I am trying to download content from Google Cloud Storage that is stored as compressed .gz files with Content-Encoding:gzip

So your .gz files are stored with Content-Encoding:gzip which will mean that they get decompressed by most browsers when they are downloaded. Is that correct? For these option 1 would be perfect but I don't think that most uses of Content-Encoding: gzip add a .gz to the file name.

Thoughts?

PeterA · March 12, 2020, 4:12pm

I can't speak for other use cases that want to serve compressed data directly to browsers, but our use case is that we have a client who dumps data into a Google Cloud bucket and we want to sync that bucket with a bucket in AWS that's under our control. We'd like our bucket to mirror theirs exactly, so having the files in the destination be exactly the same size, md5, compression, etc as the files in the source is what's desired for us. It looks like the -z flag would accomplish that.

ncw · March 12, 2020, 5:26pm

Thanks for the description of the use case - very helpful. Rclone should definitely support this as it is a "sync" operation.

So I think you'd want --no-decompress and that flag to set the Content-Encoding (that is the bit I haven't worked out yet!).

Which do you think should be the default?

rclone decompressing Content-Encoding: gzip files automatically
or not...

PeterA · March 12, 2020, 7:28pm

I can only speak for myself, but when I started using rclone (and gsutil before that) I expected commands like copy/cp and sync/rsync to transfer files unaltered. Decompressing something with a Content-Encoding feels more like the consequence of a "download" or "fetch" than a "copy" or a "sync."

But then others may have a different use case from I and come at the question from a different perspective.

asdffdsa · March 12, 2020, 7:32pm

that is a good point.
imho, rclone should never modify the contents of a file, unless there a specific flag requesting it.
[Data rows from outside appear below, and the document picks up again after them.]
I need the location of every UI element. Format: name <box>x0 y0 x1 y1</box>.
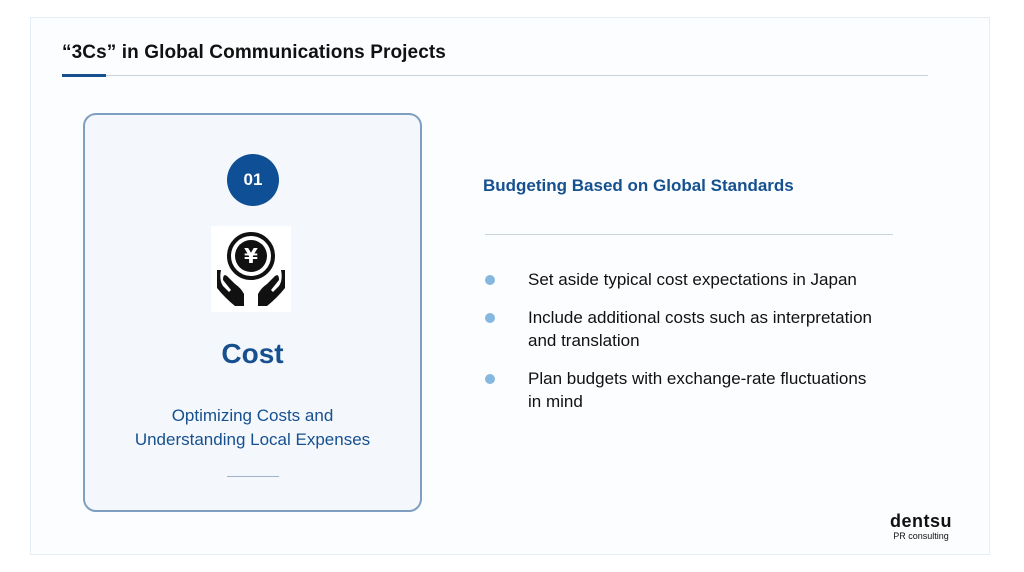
number-badge-label: 01 <box>243 170 263 189</box>
bullet-text-line1: Include additional costs such as interpr… <box>528 308 872 327</box>
card-subtitle-line1: Optimizing Costs and <box>171 406 334 425</box>
list-item: Plan budgets with exchange-rate fluctuat… <box>483 367 923 413</box>
bullet-list: Set aside typical cost expectations in J… <box>483 268 923 428</box>
yen-coin-hands-svg: ¥ <box>217 232 285 306</box>
dentsu-logo: dentsu PR consulting <box>876 511 966 542</box>
title-divider <box>62 75 928 76</box>
logo-wordmark: dentsu <box>889 511 952 531</box>
list-item: Include additional costs such as interpr… <box>483 306 923 352</box>
title-accent-bar <box>62 74 106 77</box>
bullet-dot-icon <box>485 275 495 285</box>
card-divider <box>227 476 279 477</box>
bullet-text-line2: and translation <box>528 331 640 350</box>
card-subtitle-line2: Understanding Local Expenses <box>134 430 371 449</box>
bullet-text-line1: Set aside typical cost expectations in J… <box>528 270 857 289</box>
bullet-dot-icon <box>485 313 495 323</box>
bullet-text-line2: in mind <box>528 392 583 411</box>
number-badge: 01 <box>227 154 279 206</box>
slide-title: “3Cs” in Global Communications Projects <box>62 42 446 63</box>
card-heading: Cost <box>221 338 284 369</box>
card-subtitle: Optimizing Costs and Understanding Local… <box>83 404 422 452</box>
yen-coin-hands-icon: ¥ <box>211 226 291 312</box>
list-item: Set aside typical cost expectations in J… <box>483 268 923 291</box>
content-divider <box>485 234 893 235</box>
logo-subtext: PR consulting <box>893 531 949 541</box>
bullet-text-line1: Plan budgets with exchange-rate fluctuat… <box>528 369 867 388</box>
bullet-dot-icon <box>485 374 495 384</box>
svg-text:¥: ¥ <box>244 244 258 268</box>
content-heading: Budgeting Based on Global Standards <box>483 176 794 195</box>
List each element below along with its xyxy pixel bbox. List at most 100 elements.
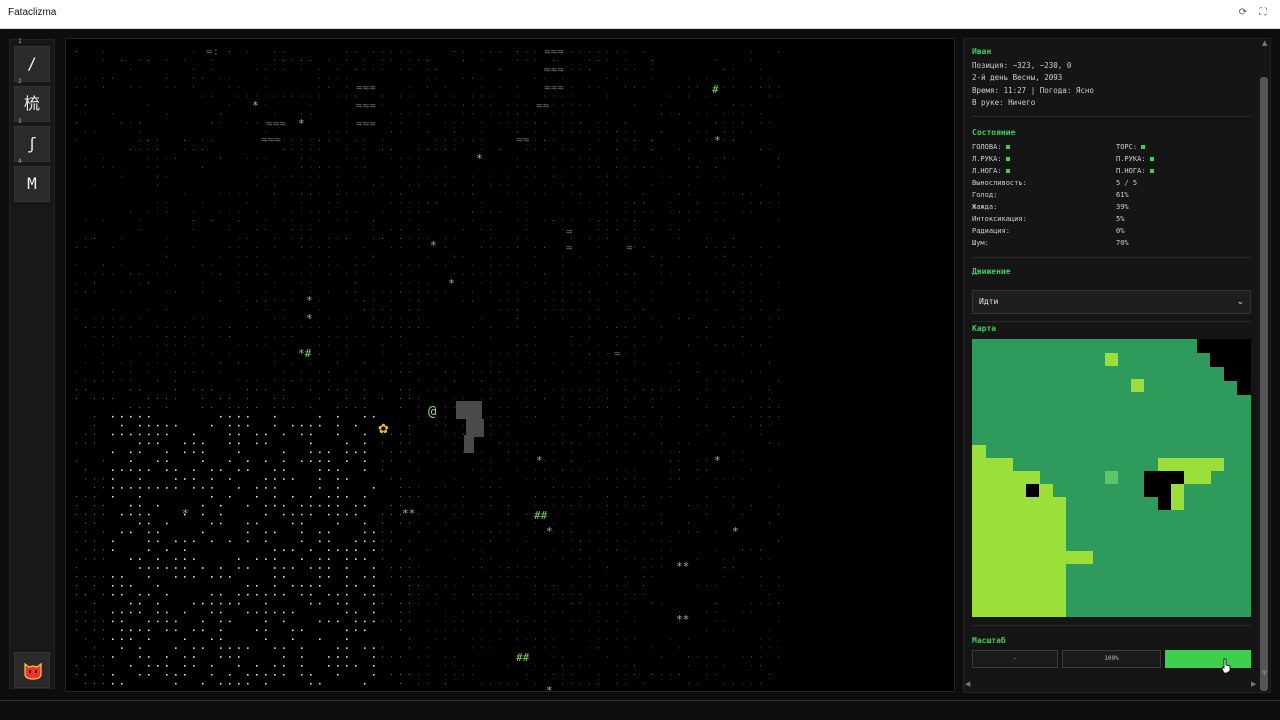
minimap[interactable] (972, 339, 1251, 617)
stat-label: Шум: (972, 239, 989, 247)
tree-tile: *# (298, 347, 312, 360)
title-bar: Fataclizma ⟳ ⛶ (0, 0, 1280, 29)
info-sidebar: Иван Позиция: −323, −230, 0 2-й день Вес… (963, 38, 1271, 693)
tree-tile: * (546, 525, 553, 538)
status-title: Состояние (972, 128, 1016, 137)
minimap-void (1224, 367, 1251, 381)
water-tile: ≈≈≈ (261, 133, 281, 146)
water-tile: ≈ (566, 225, 573, 238)
tree-tile: * (252, 99, 259, 112)
tree-tile: ** (676, 560, 689, 573)
mask-icon (24, 662, 42, 680)
minimap-field (986, 458, 1013, 617)
water-tile: ≈: (206, 45, 219, 58)
scroll-up-icon[interactable]: ▲ (1262, 39, 1267, 47)
reload-icon[interactable]: ⟳ (1236, 6, 1250, 20)
tree-tile: * (714, 454, 721, 467)
chevron-down-icon: ⌄ (1236, 297, 1244, 307)
quick-slot-4[interactable]: 4 M (14, 158, 50, 202)
water-tile: ≈≈≈ (356, 81, 376, 94)
body-part-left-leg: Л.НОГА: (972, 167, 1010, 175)
tree-tile: ## (534, 509, 548, 522)
movement-mode-select[interactable]: Идти ⌄ (972, 290, 1251, 314)
minimap-void (1144, 471, 1184, 484)
water-tile: ≈≈≈ (544, 81, 564, 94)
mask-button[interactable] (14, 652, 50, 688)
sidebar-scrollbar[interactable] (1258, 67, 1270, 693)
divider (972, 116, 1250, 117)
hand-cursor-icon (1221, 658, 1231, 674)
fullscreen-icon[interactable]: ⛶ (1256, 6, 1270, 20)
minimap-field (1158, 458, 1224, 471)
minimap-title: Карта (972, 324, 997, 333)
body-part-right-leg: П.НОГА: (1116, 167, 1154, 175)
minimap-field (1105, 471, 1118, 484)
minimap-void (1197, 339, 1251, 353)
stat-label: Выносливость: (972, 179, 1027, 187)
health-indicator (1005, 157, 1010, 161)
movement-mode-value: Идти (979, 297, 999, 306)
scroll-down-icon[interactable]: ▼ (1262, 669, 1267, 677)
game-map-viewport[interactable]: * * * * * * * * *# * * * ** ## * * ** ** ## * # ≈: ≈≈≈ ≈≈≈ ≈≈≈ ≈≈… (65, 38, 955, 692)
zoom-level: 100% (1062, 650, 1161, 668)
tree-tile: * (448, 277, 455, 290)
minimap-field (1053, 497, 1066, 617)
slot-number: 1 (18, 38, 22, 45)
stat-value: 70% (1116, 239, 1129, 247)
stat-value: 0% (1116, 227, 1125, 235)
water-tile: ≈≈ (536, 99, 550, 112)
tree-tile: ** (676, 613, 689, 626)
health-indicator (1005, 169, 1010, 173)
minimap-field (1105, 353, 1118, 366)
slot-number: 2 (18, 78, 22, 85)
scrollbar-thumb[interactable] (1260, 77, 1268, 691)
building-tile (464, 435, 474, 453)
stat-label: Интоксикация: (972, 215, 1027, 223)
tree-tile: * (298, 117, 305, 130)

ncw · March 13, 2020, 2:58pm

Ok that makes sense, so that would make the default to download the compressed blob, and an alternate flag to decompress

asdffdsa · March 13, 2020, 3:04pm

yes, the goal should always be, not to modify a file, unless requested with a flag.

thanks,

system · May 13, 2020, 11:04am

This topic was automatically closed 60 days after the last reply. New replies are no longer allowed.